How much of the human brain could you eliminate, apart from the pleasure centers, and still keep the subjective experience of pleasure?

I’m not going to touch that one. I’ll stick with the much simpler answer of “I wouldn’t actually prefer to be a passive experiencer.” If I wanted Nirvana, I might try to figure out how to achieve that impossibility. But once you strip away Buddha telling me that Nirvana is the end-all of existence, Nirvana seems rather more like “sounds like good news in the moment of first being told” or “ideological belief in desire” rather than, y’know, something I’d actually want.

The reason I have a mind at all, is that natural selection built me to do things—to solve certain kinds of problems.

“Because it’s human nature” is not an explicit justification for anything. There is human nature, which is what we are; and there is humane nature, which is what, being human, we wish we were.

But I don’t want to change my nature toward a more passive object—which is a justification. A happy blob is not what, being human, I wish to become.

I earlier argued that many values require both subjective happiness and the external objects of that happiness. That you can legitimately have a utility function that says, “It matters to me whether or not the person I love is a real human being or just a highly realistic nonsentient chatbot, even if I don’t know, because that-which-I-value is not my own state of mind, but the external reality.” So that you need both the experience of love, and the real lover.

You can similarly have valuable activities that require both real challenge and real effort.

Racing along a track, it matters that the other racers are real, and that you have a real chance to win or lose. (We’re not talking about physical determinism here, but whether some external optimization process explicitly chose for you to win the race.)

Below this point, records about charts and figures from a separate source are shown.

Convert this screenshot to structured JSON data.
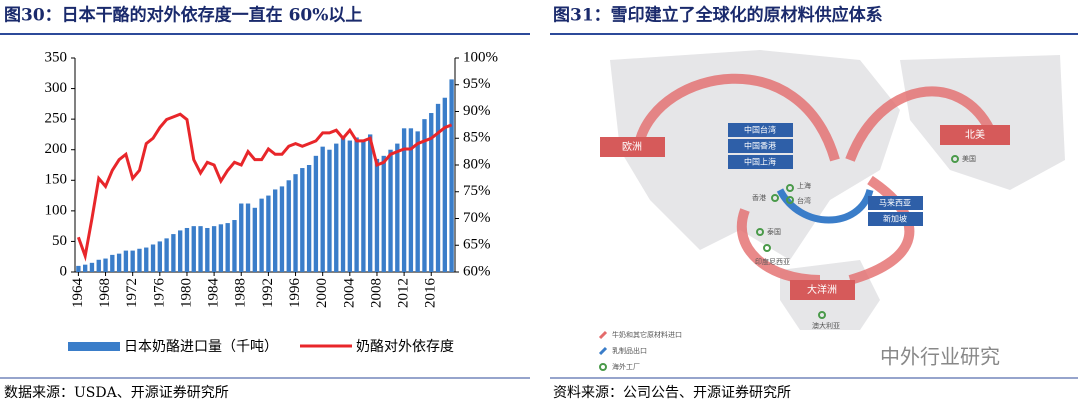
{
  "chart_data": {
    "type": "bar",
    "title": "图30：日本干酪的对外依存度一直在 60%以上",
    "source": "数据来源：USDA、开源证券研究所",
    "x": [
      1964,
      1965,
      1966,
      1967,
      1968,
      1969,
      1970,
      1971,
      1972,
      1973,
      1974,
      1975,
      1976,
      1977,
      1978,
      1979,
      1980,
      1981,
      1982,
      1983,
      1984,
      1985,
      1986,
      1987,
      1988,
      1989,
      1990,
      1991,
      1992,
      1993,
      1994,
      1995,
      1996,
      1997,
      1998,
      1999,
      2000,
      2001,
      2002,
      2003,
      2004,
      2005,
      2006,
      2007,
      2008,
      2009,
      2010,
      2011,
      2012,
      2013,
      2014,
      2015,
      2016,
      2017,
      2018,
      2019
    ],
    "xlim": [
      1963.5,
      2019.5
    ],
    "xticks": [
      1964,
      1968,
      1972,
      1976,
      1980,
      1984,
      1988,
      1992,
      1996,
      2000,
      2004,
      2008,
      2012,
      2016
    ],
    "ylim": [
      0,
      350
    ],
    "yticks": [
      0,
      50,
      100,
      150,
      200,
      250,
      300,
      350
    ],
    "y2lim": [
      60,
      100
    ],
    "y2ticks": [
      {
        "value": 60,
        "label": "60%"
      },
      {
        "value": 65,
        "label": "65%"
      },
      {
        "value": 70,
        "label": "70%"
      },
      {
        "value": 75,
        "label": "75%"
      },
      {
        "value": 80,
        "label": "80%"
      },
      {
        "value": 85,
        "label": "85%"
      },
      {
        "value": 90,
        "label": "90%"
      },
      {
        "value": 95,
        "label": "95%"
      },
      {
        "value": 100,
        "label": "100%"
      }
    ],
    "series": [
      {
        "name": "日本奶酪进口量（千吨）",
        "type": "bar",
        "color": "#3a7dc9",
        "values": [
          10,
          12,
          15,
          20,
          22,
          28,
          30,
          35,
          35,
          38,
          40,
          45,
          50,
          55,
          62,
          68,
          72,
          75,
          75,
          72,
          75,
          78,
          80,
          85,
          112,
          112,
          105,
          120,
          125,
          135,
          140,
          150,
          160,
          170,
          175,
          190,
          205,
          200,
          210,
          220,
          215,
          220,
          215,
          225,
          185,
          190,
          200,
          210,
          235,
          235,
          230,
          250,
          260,
          275,
          285,
          315
        ]
      },
      {
        "name": "奶酪对外依存度",
        "type": "line",
        "axis": "y2",
        "color": "#e8262a",
        "values": [
          66.5,
          63,
          70,
          77.5,
          76,
          79,
          81,
          82,
          77.5,
          79,
          84,
          85,
          87,
          88.5,
          89,
          89.5,
          88.5,
          81,
          78.5,
          80.5,
          80,
          77,
          79,
          80.5,
          80,
          82.5,
          81,
          81,
          83,
          82,
          82,
          83.5,
          84,
          83.5,
          84,
          84.5,
          86,
          86,
          86.5,
          85,
          86.5,
          84.5,
          84.5,
          85,
          80,
          80.5,
          82,
          82.5,
          83,
          83,
          84,
          84.5,
          85,
          86,
          87,
          87.5
        ]
      }
    ]
  },
  "diagram": {
    "title": "图31：雪印建立了全球化的原材料供应体系",
    "source": "资料来源：公司公告、开源证券研究所",
    "regions": [
      "欧洲",
      "北美",
      "大洋洲"
    ],
    "routes": [
      "中国台湾",
      "中国香港",
      "中国上海",
      "马来西亚",
      "新加坡"
    ],
    "factories": [
      "美国",
      "上海",
      "台湾",
      "香港",
      "泰国",
      "印度尼西亚",
      "澳大利亚"
    ],
    "legend": [
      "牛奶和其它原材料进口",
      "乳制品出口",
      "海外工厂"
    ],
    "watermark": "中外行业研究"
  }
}
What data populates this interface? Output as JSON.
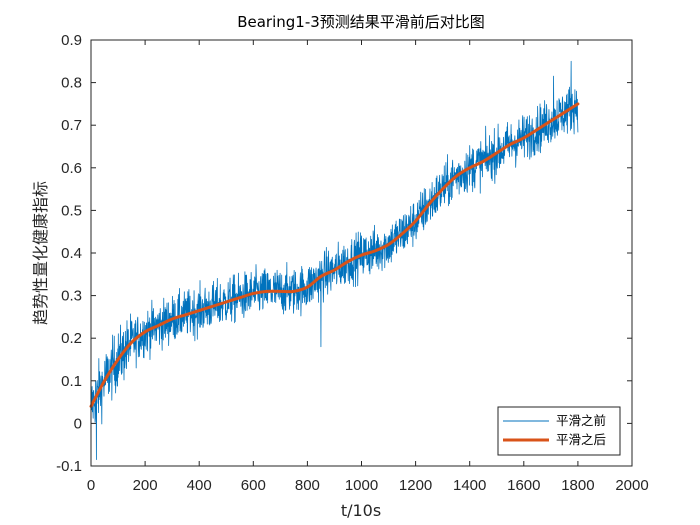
{
  "chart_data": {
    "type": "line",
    "title": "Bearing1-3预测结果平滑前后对比图",
    "xlabel": "t/10s",
    "ylabel": "趋势性量化健康指标",
    "xlim": [
      0,
      2000
    ],
    "ylim": [
      -0.1,
      0.9
    ],
    "xticks": [
      "0",
      "200",
      "400",
      "600",
      "800",
      "1000",
      "1200",
      "1400",
      "1600",
      "1800",
      "2000"
    ],
    "yticks": [
      "-0.1",
      "0",
      "0.1",
      "0.2",
      "0.3",
      "0.4",
      "0.5",
      "0.6",
      "0.7",
      "0.8",
      "0.9"
    ],
    "legend_position": "bottom-right",
    "series": [
      {
        "name": "平滑之前",
        "color": "#0072BD",
        "style": "noisy thin line, roughly 1800 samples fluctuating around the smoothed curve",
        "x_end": 1800,
        "noise_amplitude": 0.045,
        "outliers": [
          [
            20,
            -0.085
          ],
          [
            850,
            0.18
          ],
          [
            1775,
            0.85
          ],
          [
            1710,
            0.815
          ]
        ]
      },
      {
        "name": "平滑之后",
        "color": "#D95319",
        "style": "thick smooth line",
        "x": [
          0,
          50,
          100,
          150,
          200,
          250,
          300,
          350,
          400,
          450,
          500,
          550,
          600,
          650,
          700,
          750,
          800,
          850,
          900,
          950,
          1000,
          1050,
          1100,
          1150,
          1200,
          1250,
          1300,
          1350,
          1400,
          1450,
          1500,
          1550,
          1600,
          1650,
          1700,
          1750,
          1800
        ],
        "y": [
          0.04,
          0.1,
          0.15,
          0.19,
          0.215,
          0.23,
          0.245,
          0.255,
          0.265,
          0.275,
          0.285,
          0.295,
          0.305,
          0.31,
          0.31,
          0.31,
          0.32,
          0.345,
          0.36,
          0.38,
          0.395,
          0.405,
          0.42,
          0.445,
          0.475,
          0.515,
          0.55,
          0.58,
          0.6,
          0.615,
          0.635,
          0.655,
          0.67,
          0.69,
          0.71,
          0.73,
          0.75
        ]
      }
    ]
  }
}
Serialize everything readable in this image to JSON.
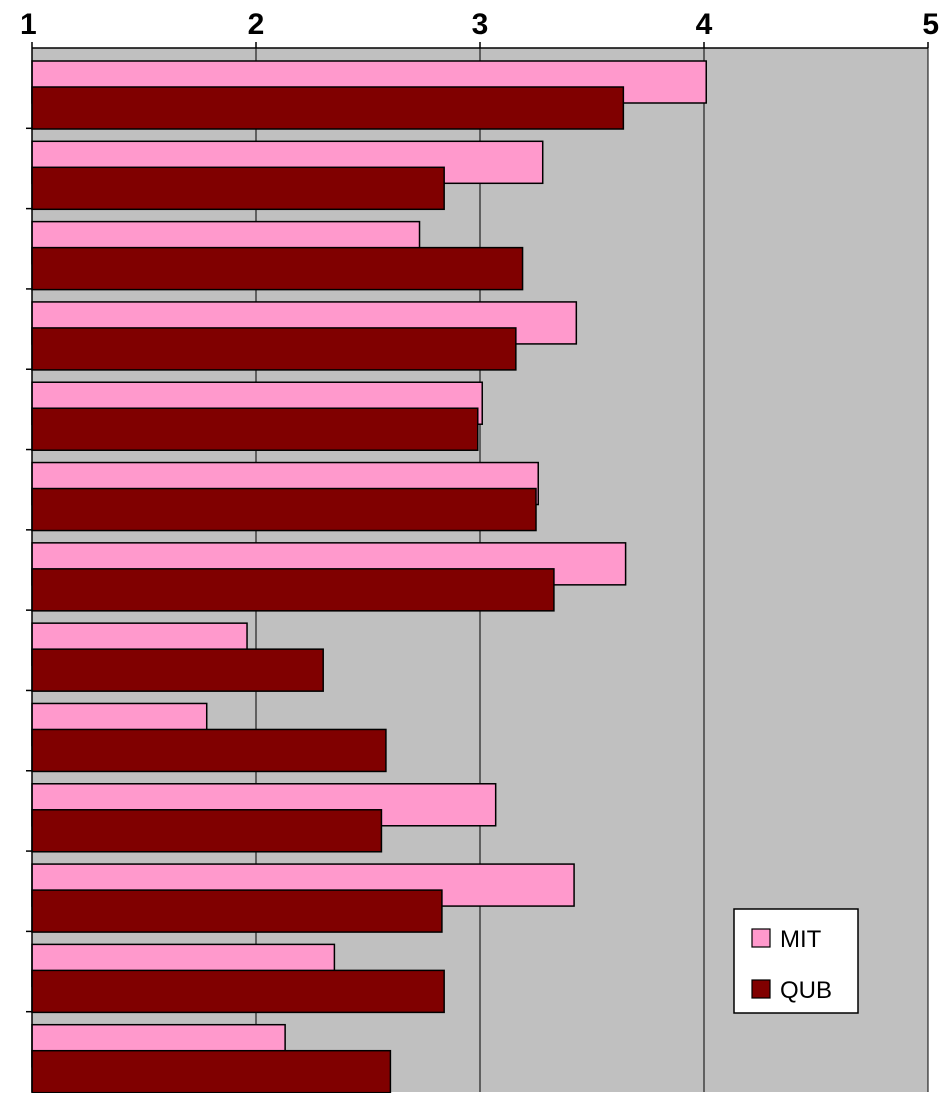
{
  "chart_data": {
    "type": "bar",
    "orientation": "horizontal",
    "xlim": [
      1,
      5
    ],
    "x_ticks": [
      "1",
      "2",
      "3",
      "4",
      "5"
    ],
    "x_axis_position": "top",
    "grid": true,
    "legend_position": "bottom-right",
    "series": [
      {
        "name": "MIT",
        "color": "#ff99cc",
        "values": [
          4.01,
          3.28,
          2.73,
          3.43,
          3.01,
          3.26,
          3.65,
          1.96,
          1.78,
          3.07,
          3.42,
          2.35,
          2.13
        ]
      },
      {
        "name": "QUB",
        "color": "#800000",
        "values": [
          3.64,
          2.84,
          3.19,
          3.16,
          2.99,
          3.25,
          3.33,
          2.3,
          2.58,
          2.56,
          2.83,
          2.84,
          2.6
        ]
      }
    ],
    "plot_background": "#c0c0c0"
  }
}
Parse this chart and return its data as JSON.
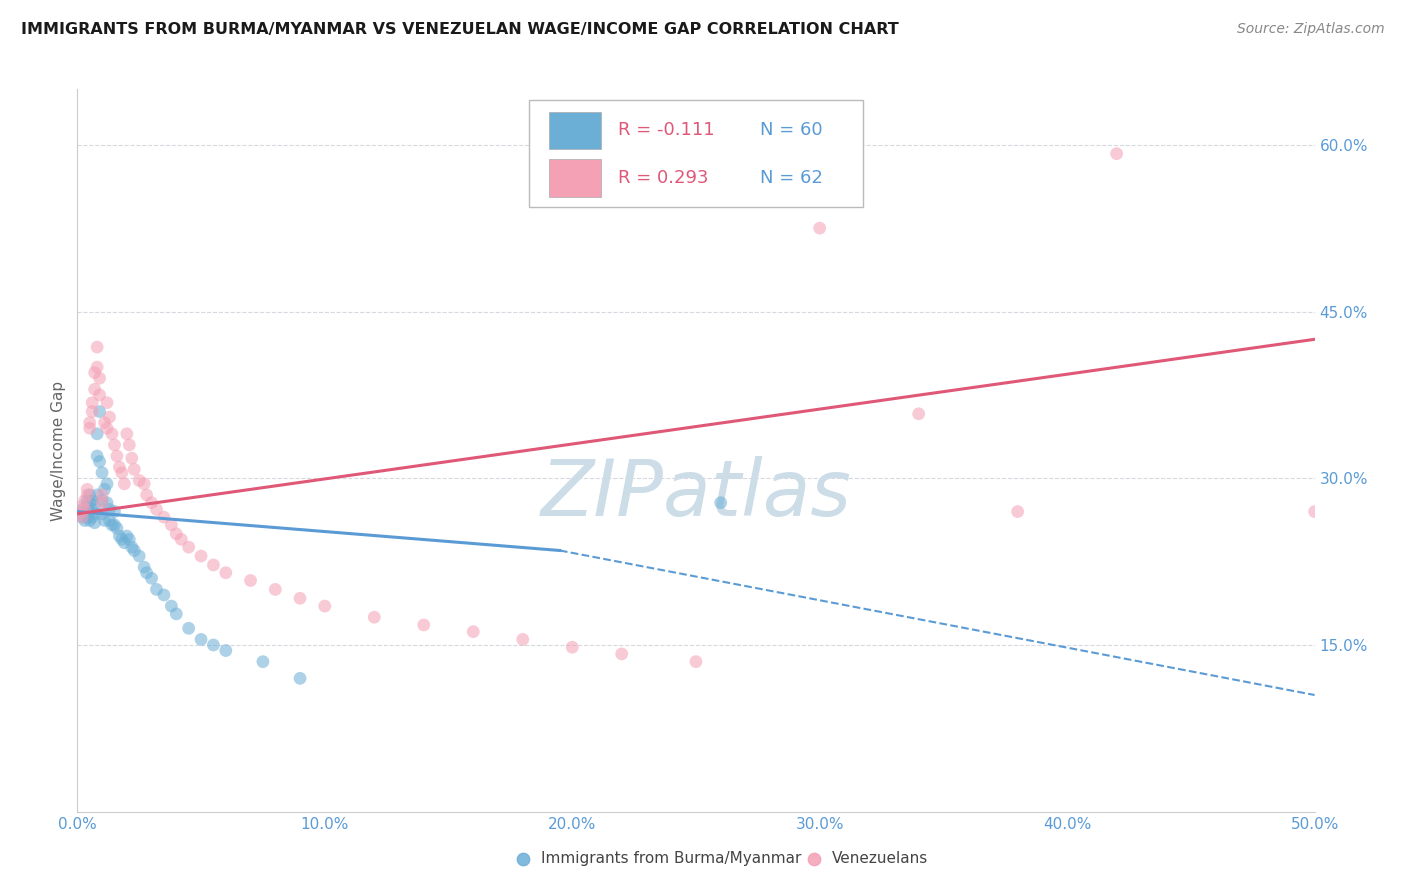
{
  "title": "IMMIGRANTS FROM BURMA/MYANMAR VS VENEZUELAN WAGE/INCOME GAP CORRELATION CHART",
  "source": "Source: ZipAtlas.com",
  "xlabel_ticks": [
    "0.0%",
    "10.0%",
    "20.0%",
    "30.0%",
    "40.0%",
    "50.0%"
  ],
  "xlabel_vals": [
    0.0,
    0.1,
    0.2,
    0.3,
    0.4,
    0.5
  ],
  "ylabel_ticks_right": [
    "15.0%",
    "30.0%",
    "45.0%",
    "60.0%"
  ],
  "ylabel_vals_right": [
    0.15,
    0.3,
    0.45,
    0.6
  ],
  "ylabel_label": "Wage/Income Gap",
  "xlim": [
    0.0,
    0.5
  ],
  "ylim": [
    0.0,
    0.65
  ],
  "legend_color1": "#6baed6",
  "legend_color2": "#f4a0b5",
  "watermark": "ZIPatlas",
  "watermark_color": "#ccdde8",
  "scatter_blue_x": [
    0.001,
    0.002,
    0.002,
    0.003,
    0.003,
    0.003,
    0.004,
    0.004,
    0.004,
    0.004,
    0.005,
    0.005,
    0.005,
    0.005,
    0.006,
    0.006,
    0.006,
    0.007,
    0.007,
    0.007,
    0.008,
    0.008,
    0.008,
    0.009,
    0.009,
    0.01,
    0.01,
    0.01,
    0.011,
    0.011,
    0.012,
    0.012,
    0.013,
    0.013,
    0.014,
    0.015,
    0.015,
    0.016,
    0.017,
    0.018,
    0.019,
    0.02,
    0.021,
    0.022,
    0.023,
    0.025,
    0.027,
    0.028,
    0.03,
    0.032,
    0.035,
    0.038,
    0.04,
    0.045,
    0.05,
    0.055,
    0.06,
    0.075,
    0.09,
    0.26
  ],
  "scatter_blue_y": [
    0.268,
    0.265,
    0.272,
    0.27,
    0.268,
    0.262,
    0.275,
    0.28,
    0.27,
    0.265,
    0.285,
    0.278,
    0.27,
    0.262,
    0.28,
    0.272,
    0.265,
    0.275,
    0.268,
    0.26,
    0.34,
    0.32,
    0.285,
    0.36,
    0.315,
    0.305,
    0.28,
    0.268,
    0.29,
    0.262,
    0.295,
    0.278,
    0.272,
    0.262,
    0.258,
    0.27,
    0.258,
    0.255,
    0.248,
    0.245,
    0.242,
    0.248,
    0.245,
    0.238,
    0.235,
    0.23,
    0.22,
    0.215,
    0.21,
    0.2,
    0.195,
    0.185,
    0.178,
    0.165,
    0.155,
    0.15,
    0.145,
    0.135,
    0.12,
    0.278
  ],
  "scatter_pink_x": [
    0.001,
    0.002,
    0.002,
    0.003,
    0.003,
    0.004,
    0.004,
    0.005,
    0.005,
    0.006,
    0.006,
    0.007,
    0.007,
    0.008,
    0.008,
    0.009,
    0.009,
    0.01,
    0.01,
    0.011,
    0.012,
    0.012,
    0.013,
    0.014,
    0.015,
    0.016,
    0.017,
    0.018,
    0.019,
    0.02,
    0.021,
    0.022,
    0.023,
    0.025,
    0.027,
    0.028,
    0.03,
    0.032,
    0.035,
    0.038,
    0.04,
    0.042,
    0.045,
    0.05,
    0.055,
    0.06,
    0.07,
    0.08,
    0.09,
    0.1,
    0.12,
    0.14,
    0.16,
    0.18,
    0.2,
    0.22,
    0.25,
    0.3,
    0.34,
    0.38,
    0.42,
    0.5
  ],
  "scatter_pink_y": [
    0.268,
    0.275,
    0.265,
    0.28,
    0.272,
    0.29,
    0.285,
    0.35,
    0.345,
    0.368,
    0.36,
    0.395,
    0.38,
    0.418,
    0.4,
    0.39,
    0.375,
    0.285,
    0.278,
    0.35,
    0.345,
    0.368,
    0.355,
    0.34,
    0.33,
    0.32,
    0.31,
    0.305,
    0.295,
    0.34,
    0.33,
    0.318,
    0.308,
    0.298,
    0.295,
    0.285,
    0.278,
    0.272,
    0.265,
    0.258,
    0.25,
    0.245,
    0.238,
    0.23,
    0.222,
    0.215,
    0.208,
    0.2,
    0.192,
    0.185,
    0.175,
    0.168,
    0.162,
    0.155,
    0.148,
    0.142,
    0.135,
    0.525,
    0.358,
    0.27,
    0.592,
    0.27
  ],
  "trendline_blue_x0": 0.0,
  "trendline_blue_y0": 0.27,
  "trendline_blue_x1": 0.195,
  "trendline_blue_y1": 0.235,
  "trendline_blue_xdash_end": 0.5,
  "trendline_blue_ydash_end": 0.105,
  "trendline_blue_color": "#5b9bd5",
  "trendline_pink_x0": 0.0,
  "trendline_pink_y0": 0.268,
  "trendline_pink_x1": 0.5,
  "trendline_pink_y1": 0.425,
  "trendline_pink_color": "#e05878",
  "background_color": "#ffffff",
  "grid_color": "#d8d8e0",
  "scatter_alpha": 0.55,
  "scatter_size": 85
}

And it matters that you’re racing with your own skill at running and your own willpower, not just pressing a button that says “Win”. (Though, since you never designed your own leg muscles, you are racing using strength that isn’t yours. A race between robot cars is a purer contest of their designers. There is plenty of room to improve on the human condition.)

And it matters that you, a sentient being, are experiencing it. (Rather than some nonsentient process carrying out a skeleton imitation of the race, trillions of times per second.)

There must be the true effort, the true victory, and the true experience—the journey, the destination and the traveler.